With our hospitals filling up with unvaccinated COVID-19 patients and anti-vaxxers staging protests outside, a group of North Shore moms are showing health-care workers a little love.
Kristin Auger and friend Jabeen Boga launched a campaign to boost front-line worker morale, which has plummeted in the fourth wave of the pandemic. Many of those workers are friends of Auger's, in Lions Gate Hospital.
“One of my good friends have told me that they had added another cry room for the nurses because they were so overwhelmed and understaffed, and just devastated by the ongoing problems of the pandemic,” she said. “That just really touched me. I thought nobody should have a cry room at their work.”
She ran some ideas by a physician friend who told her what would be appreciated most is just a note of thanks. Auger took to social media and community groups to find volunteers eager to raise spirits.
“We ended up getting hundreds of responses,” she said.
The group collected about 160 cards, letters, children’s drawings and treats. They co-ordinated with the Lions Gate Hospital Foundation to deliver them at an outdoor luncheon for hospital staff put on by the Lions Gate Hospital Foundation to boost flagging spirits. One of the moms even came dressed as Supergirl to hand out care packages.
The response was palpable, Auger said.
“I got a text from someone that I know at the nurse's station, saying that she teared up at the nurses' board, looking at all the cards,” she said. “People are starting to feel a little hopeless because this is going on and on, and I think it's just important to realize that you can do small things to make massive impacts on the lives of these workers who are showing up for us every day.”
The group plans to expand to schools, and deliver cards to Vancouver General and St. Paul’s hospitals.
As of Sept. 16, the there were 291 patients hospitalized with COVID-19 in B.C., the highest at any point since the third wave was cresting in May.
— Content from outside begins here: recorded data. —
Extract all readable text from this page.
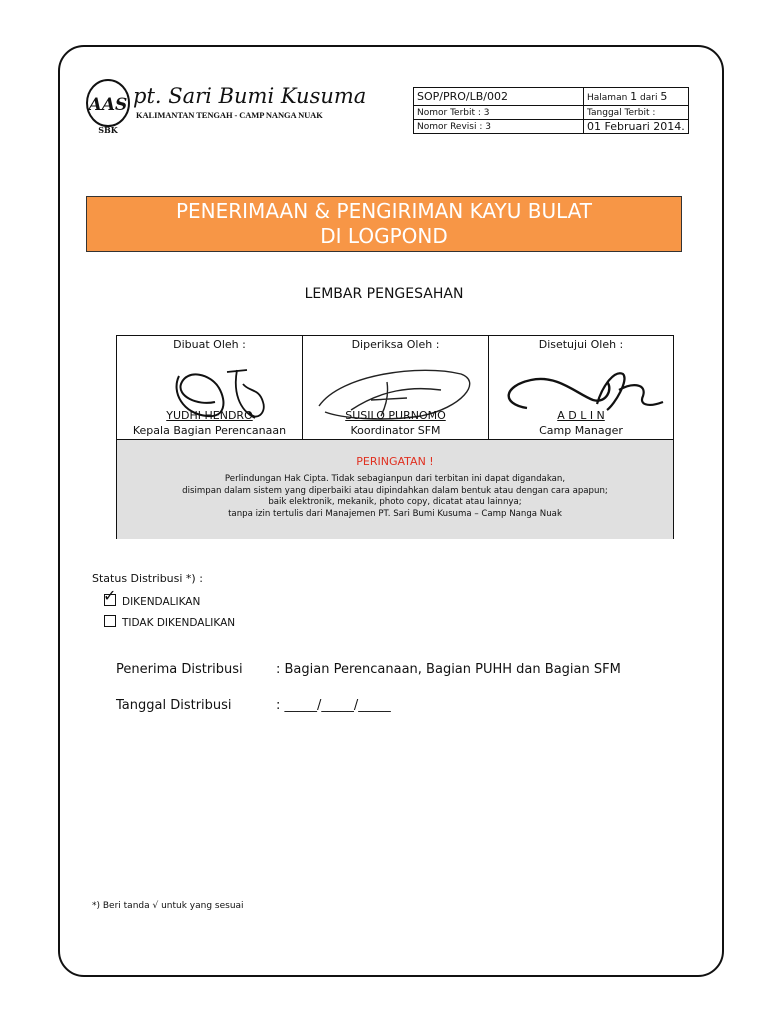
AAS
SBK
pt. Sari Bumi Kusuma
KALIMANTAN TENGAH - CAMP NANGA NUAK
SOP/PRO/LB/002	Halaman 1 dari 5
Nomor Terbit : 3	Tanggal Terbit :
Nomor Revisi : 3	01 Februari 2014.
PENERIMAAN & PENGIRIMAN KAYU BULAT
DI LOGPOND
LEMBAR PENGESAHAN
Dibuat Oleh :
YUDHI HENDRO
Kepala Bagian Perencanaan
Diperiksa Oleh :
SUSILO PURNOMO
Koordinator SFM
Disetujui Oleh :
A D L I N
Camp Manager
PERINGATAN !
Perlindungan Hak Cipta. Tidak sebagianpun dari terbitan ini dapat digandakan,
disimpan dalam sistem yang diperbaiki atau dipindahkan dalam bentuk atau dengan cara apapun;
baik elektronik, mekanik, photo copy, dicatat atau lainnya;
tanpa izin tertulis dari Manajemen PT. Sari Bumi Kusuma – Camp Nanga Nuak
Status Distribusi *) :
✓ DIKENDALIKAN
TIDAK DIKENDALIKAN
Penerima Distribusi	: Bagian Perencanaan, Bagian PUHH dan Bagian SFM
Tanggal Distribusi	: _____/_____/_____
*) Beri tanda √ untuk yang sesuai
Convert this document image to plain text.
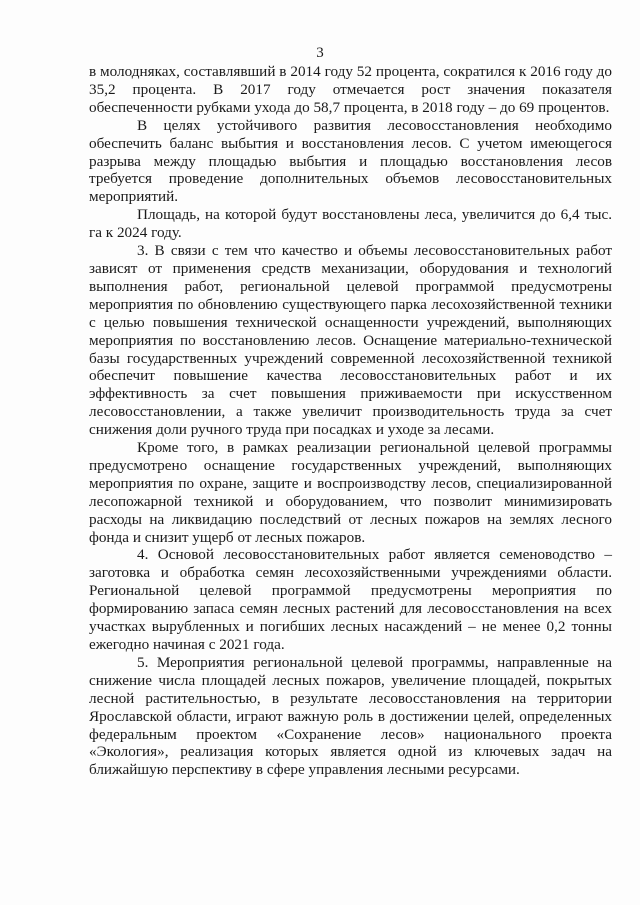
3

в молодняках, составлявший в 2014 году 52 процента, сократился к 2016 году до 35,2 процента. В 2017 году отмечается рост значения показателя обеспеченности рубками ухода до 58,7 процента, в 2018 году – до 69 процентов.

В целях устойчивого развития лесовосстановления необходимо обеспечить баланс выбытия и восстановления лесов. С учетом имеющегося разрыва между площадью выбытия и площадью восстановления лесов требуется проведение дополнительных объемов лесовосстановительных мероприятий.

Площадь, на которой будут восстановлены леса, увеличится до 6,4 тыс. га к 2024 году.

3. В связи с тем что качество и объемы лесовосстановительных работ зависят от применения средств механизации, оборудования и технологий выполнения работ, региональной целевой программой предусмотрены мероприятия по обновлению существующего парка лесохозяйственной техники с целью повышения технической оснащенности учреждений, выполняющих мероприятия по восстановлению лесов. Оснащение материально-технической базы государственных учреждений современной лесохозяйственной техникой обеспечит повышение качества лесовосстановительных работ и их эффективность за счет повышения приживаемости при искусственном лесовосстановлении, а также увеличит производительность труда за счет снижения доли ручного труда при посадках и уходе за лесами.

Кроме того, в рамках реализации региональной целевой программы предусмотрено оснащение государственных учреждений, выполняющих мероприятия по охране, защите и воспроизводству лесов, специализированной лесопожарной техникой и оборудованием, что позволит минимизировать расходы на ликвидацию последствий от лесных пожаров на землях лесного фонда и снизит ущерб от лесных пожаров.

4. Основой лесовосстановительных работ является семеноводство – заготовка и обработка семян лесохозяйственными учреждениями области. Региональной целевой программой предусмотрены мероприятия по формированию запаса семян лесных растений для лесовосстановления на всех участках вырубленных и погибших лесных насаждений – не менее 0,2 тонны ежегодно начиная с 2021 года.

5. Мероприятия региональной целевой программы, направленные на снижение числа площадей лесных пожаров, увеличение площадей, покрытых лесной растительностью, в результате лесовосстановления на территории Ярославской области, играют важную роль в достижении целей, определенных федеральным проектом «Сохранение лесов» национального проекта «Экология», реализация которых является одной из ключевых задач на ближайшую перспективу в сфере управления лесными ресурсами.
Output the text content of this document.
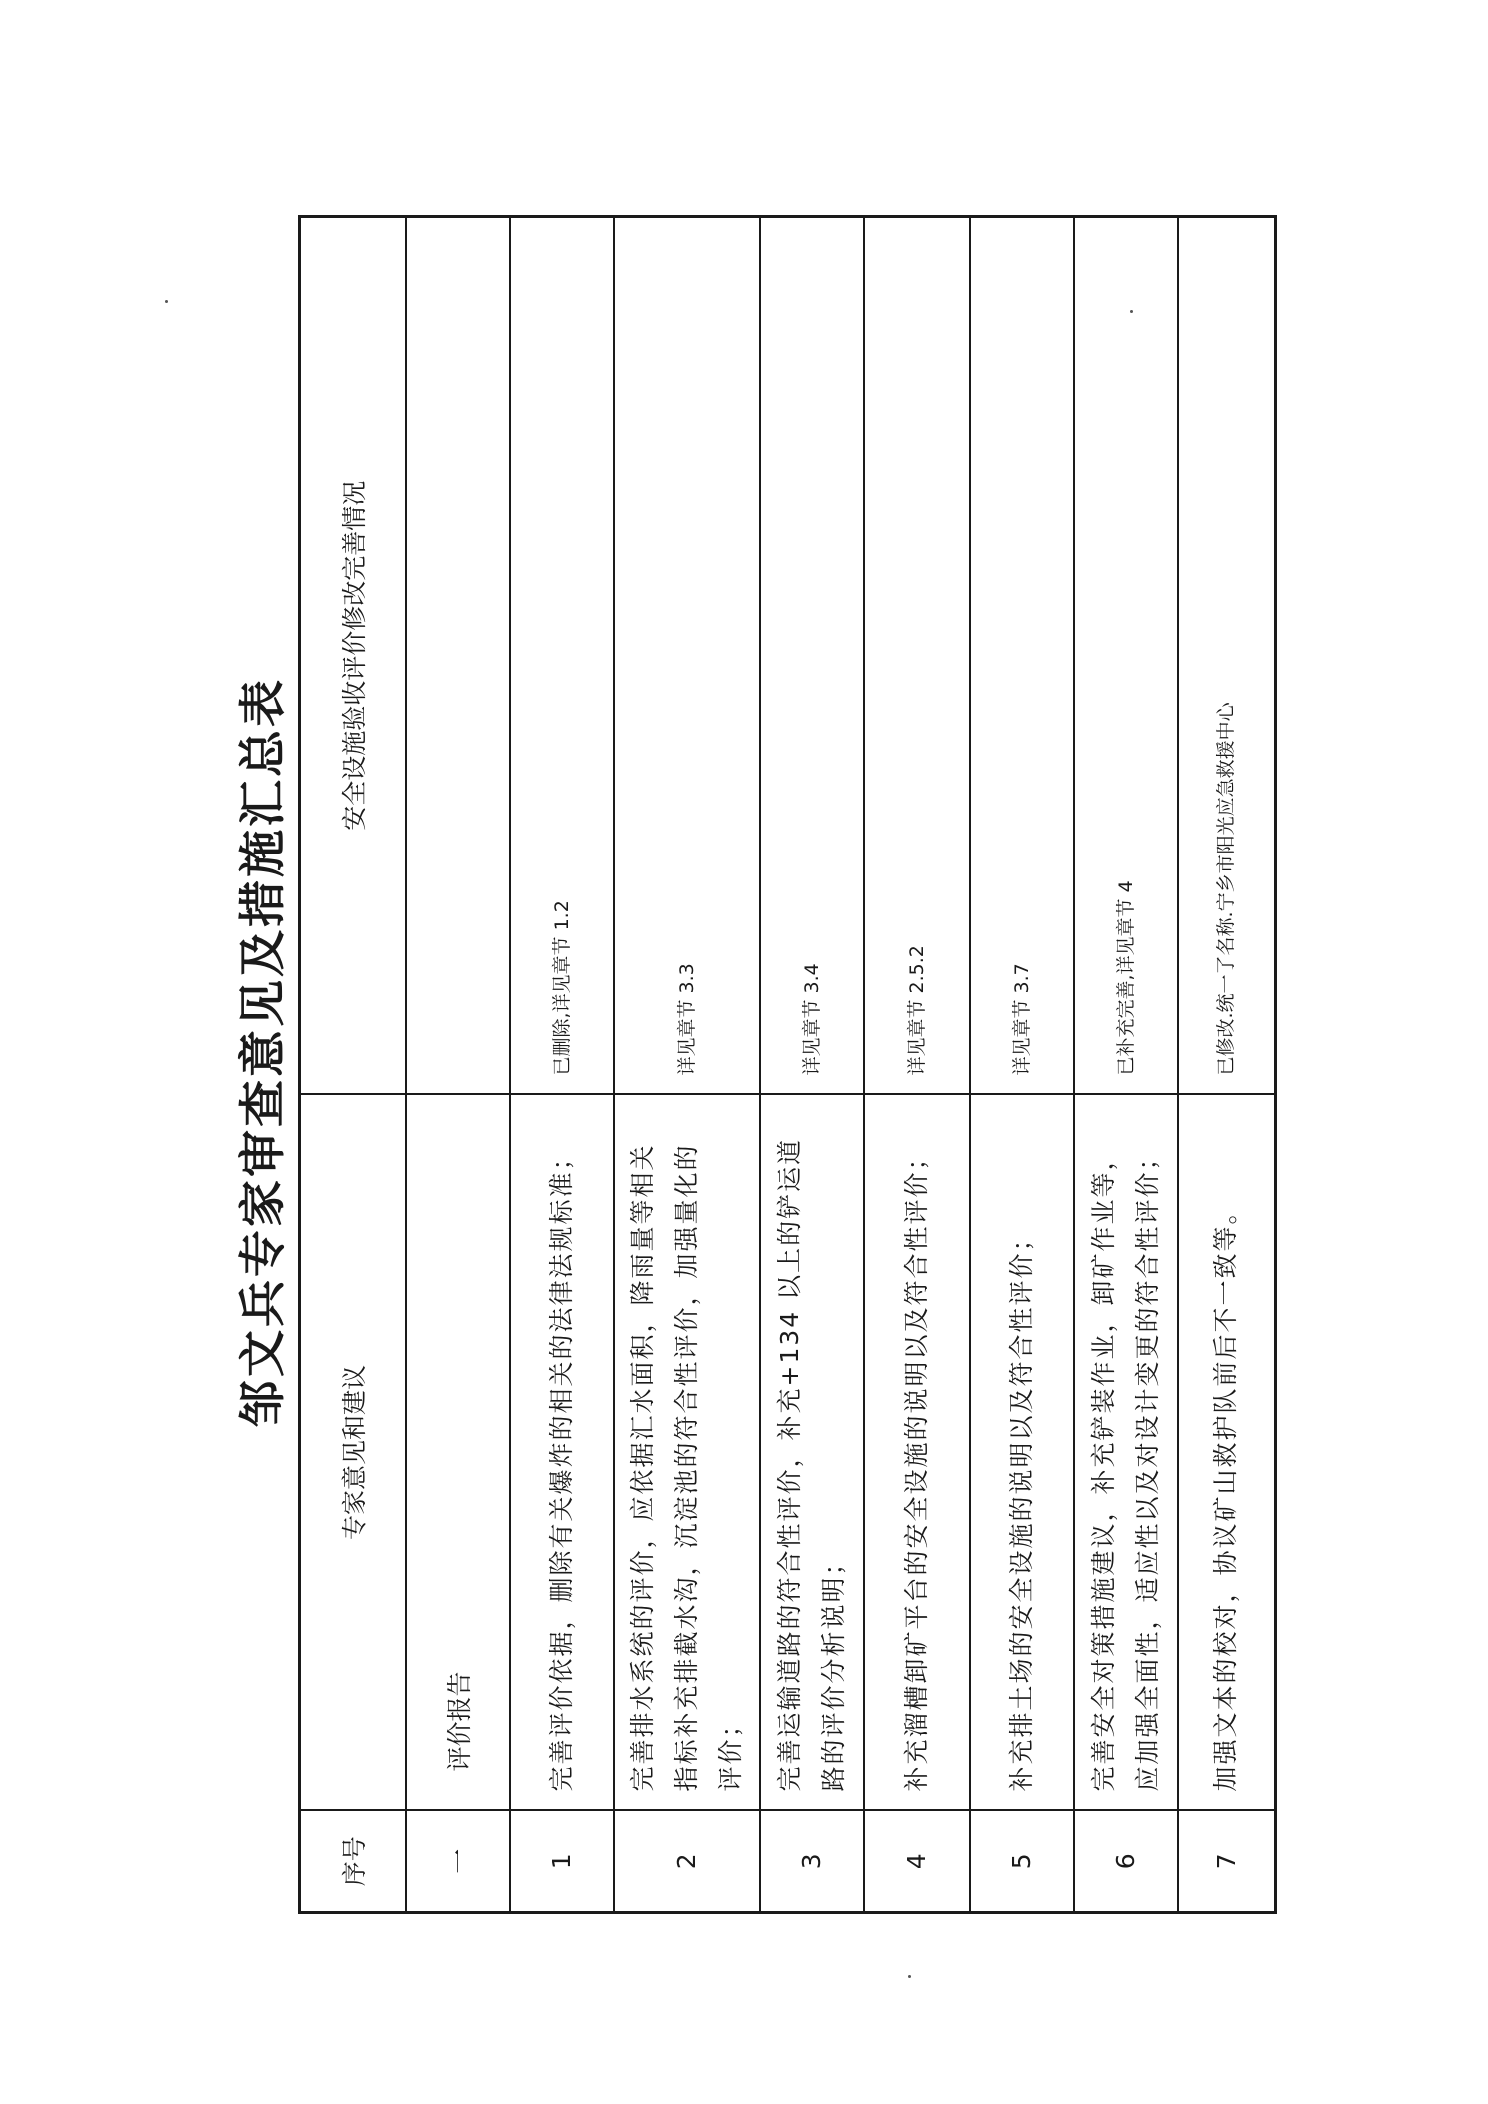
邹文兵专家审查意见及措施汇总表
序号	专家意见和建议	安全设施验收评价修改完善情况
一	评价报告	
1	完善评价依据，删除有关爆炸的相关的法律法规标准；	已删除,详见章节 1.2
2	完善排水系统的评价，应依据汇水面积，降雨量等相关指标补充排截水沟，沉淀池的符合性评价，加强量化的评价；	详见章节 3.3
3	完善运输道路的符合性评价，补充+134 以上的铲运道路的评价分析说明；	详见章节 3.4
4	补充溜槽卸矿平台的安全设施的说明以及符合性评价；	详见章节 2.5.2
5	补充排土场的安全设施的说明以及符合性评价；	详见章节 3.7
6	完善安全对策措施建议，补充铲装作业，卸矿作业等，应加强全面性，适应性以及对设计变更的符合性评价；	已补充完善,详见章节 4
7	加强文本的校对，协议矿山救护队前后不一致等。	已修改.统一了名称.宁乡市阳光应急救援中心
In the previous two weeks, the province reported 81 per cent of hospitalized patients had not been vaccinated.
While cards and letters are nice, the biggest thing people could do to support health-care workers is make sure that they and everyone around them is vaccinated, Auger said.
“If people got vaccinated, the nurses wouldn't need cry rooms. There wouldn't be the stress on the system that's at the heart of all of this,” she said. “Like, just get vaccinated.”